GrammaticalFramework / GF

Archive of monolithic GF repository until 2018-07-25
http://www.grammaticalframework.org/
Other
189 stars 51 forks source link

WIP: Portuguese resource grammar #28

Closed odanoburu closed 6 years ago

odanoburu commented 6 years ago

this is a work in progress, but already has some useful stuff.

the main repo I'm working on is this one, which has the project's actual history.

arademaker commented 6 years ago

@aarneranta could you help us here? We are trying hard to debug the code to understand what is blocking the compilation of the Portuguese grammar. Even with verbosity set to 3, we don't have any clue about the cause of the problem. Any tips?

$ gf -v=3 --batch portuguese/LangPor.gf
...
  generating PMCFG
+ AdvS 1 (1,1)
+ AdvSlash 8 (8,1)
+ EmbedQS 1 (1,1)
+ EmbedS 1 (1,1)
+ EmbedVP 16 (2,2)
+ ExtAdvS 1 (1,1)
+ ImpVP 16 (4,4)
+ PredSCVP 16 (8,8)
+ PredVP 1536 (6264,6264)
+ RelS 4 (1,1)
+ SSubjS 2 (2,2)
+ SlashPrep 8 (4,1)
+ SlashVP 12288
inariksit commented 6 years ago

@odanoburu @arademaker It just seems that SentenceRomance is slow, see all the comments here: https://github.com/GrammaticalFramework/GF/blob/master/lib/src/romance/SentenceRomance.gf#L18-L140

(The number SlashVP 12288 means that the single category SlashVP is expanded into 12288 concrete categories, one for each combination of parameters that it can possibly get: anything like the number, gender and definiteness of its arguments; is it a pronoun or not; object case, such stuff. Anything that is a parameter in some category, that is even remotely used by SlashVP.)

I suggest you just comment out SlashVP and SlashVS from SentenceRomance and compile your Portuguese grammar, to be able to continue the development.

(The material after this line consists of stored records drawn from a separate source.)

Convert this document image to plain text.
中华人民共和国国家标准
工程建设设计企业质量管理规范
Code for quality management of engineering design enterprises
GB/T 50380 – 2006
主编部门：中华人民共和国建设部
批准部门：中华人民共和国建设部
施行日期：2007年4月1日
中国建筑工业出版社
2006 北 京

For instance, the grammar used here http://cloud.grammaticalframework.org/wc.html does not even use SlashVP and SlashVS: https://github.com/GrammaticalFramework/GF/blob/master/examples/app/App.gf#L4-L24 see here all functions that are excluded.

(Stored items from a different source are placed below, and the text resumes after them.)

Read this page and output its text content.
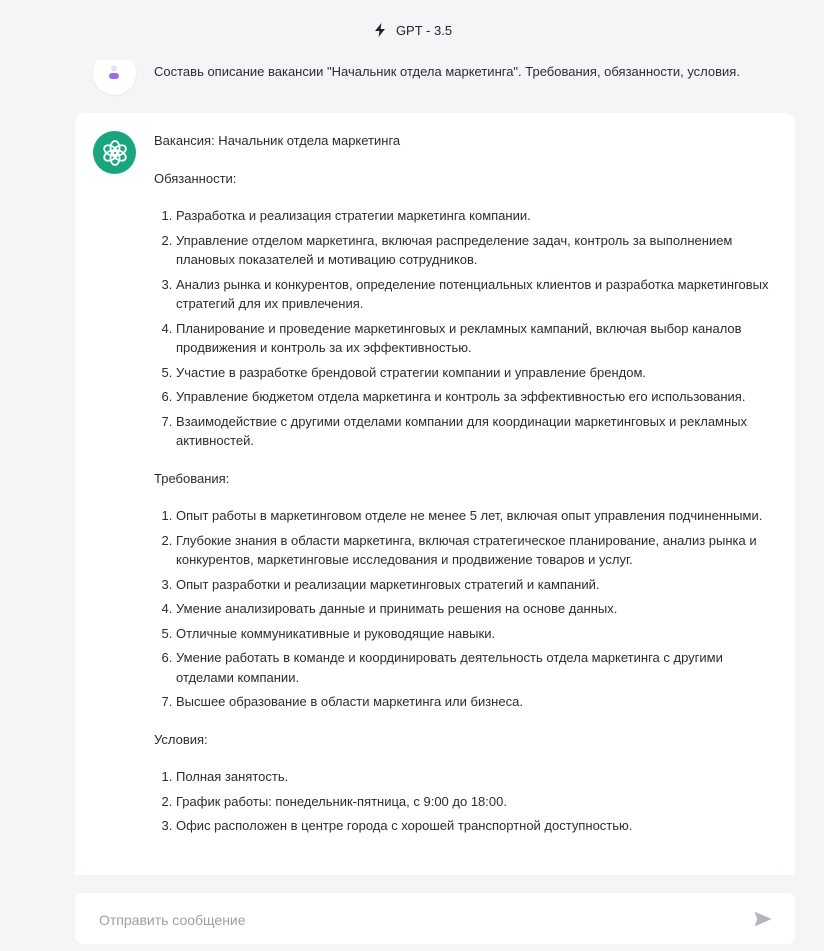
GPT - 3.5
Составь описание вакансии "Начальник отдела маркетинга". Требования, обязанности, условия.

Вакансия: Начальник отдела маркетинга

Обязанности:

1. Разработка и реализация стратегии маркетинга компании.
2. Управление отделом маркетинга, включая распределение задач, контроль за выполнением плановых показателей и мотивацию сотрудников.
3. Анализ рынка и конкурентов, определение потенциальных клиентов и разработка маркетинговых стратегий для их привлечения.
4. Планирование и проведение маркетинговых и рекламных кампаний, включая выбор каналов продвижения и контроль за их эффективностью.
5. Участие в разработке брендовой стратегии компании и управление брендом.
6. Управление бюджетом отдела маркетинга и контроль за эффективностью его использования.
7. Взаимодействие с другими отделами компании для координации маркетинговых и рекламных активностей.

Требования:

1. Опыт работы в маркетинговом отделе не менее 5 лет, включая опыт управления подчиненными.
2. Глубокие знания в области маркетинга, включая стратегическое планирование, анализ рынка и конкурентов, маркетинговые исследования и продвижение товаров и услуг.
3. Опыт разработки и реализации маркетинговых стратегий и кампаний.
4. Умение анализировать данные и принимать решения на основе данных.
5. Отличные коммуникативные и руководящие навыки.
6. Умение работать в команде и координировать деятельность отдела маркетинга с другими отделами компании.
7. Высшее образование в области маркетинга или бизнеса.

Условия:

1. Полная занятость.
2. График работы: понедельник-пятница, с 9:00 до 18:00.
3. Офис расположен в центре города с хорошей транспортной доступностью.
Отправить сообщение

When I commented out SlashVP and SlashVS from SentenceRomance, I get this error message:

- parsing IdiomPor.gf
  renaming IdiomPor.gf:30-39:
  Happened in the renaming of ProgrVP
   constant not found: estar_2
   given P, ParamX, Prelude, BeschPor, ParadigmsPor, MorphoPor,
         CommonX, CatPor, IdiomPor
IdiomPor.gf:21-23:
  Happened in the renaming of ExistNP
   constant not found: hay_3
   given P, ParamX, Prelude, BeschPor, ParadigmsPor, MorphoPor,
         CommonX, CatPor, IdiomPor
IdiomPor.gf:24-28:
  Happened in the renaming of ExistIP
   constant not found: hay_3
   given P, ParamX, Prelude, BeschPor, ParadigmsPor, MorphoPor,
         CommonX, CatPor, IdiomPor

Thanks for the work so far, and sorry for reacting slowly to the pull requests!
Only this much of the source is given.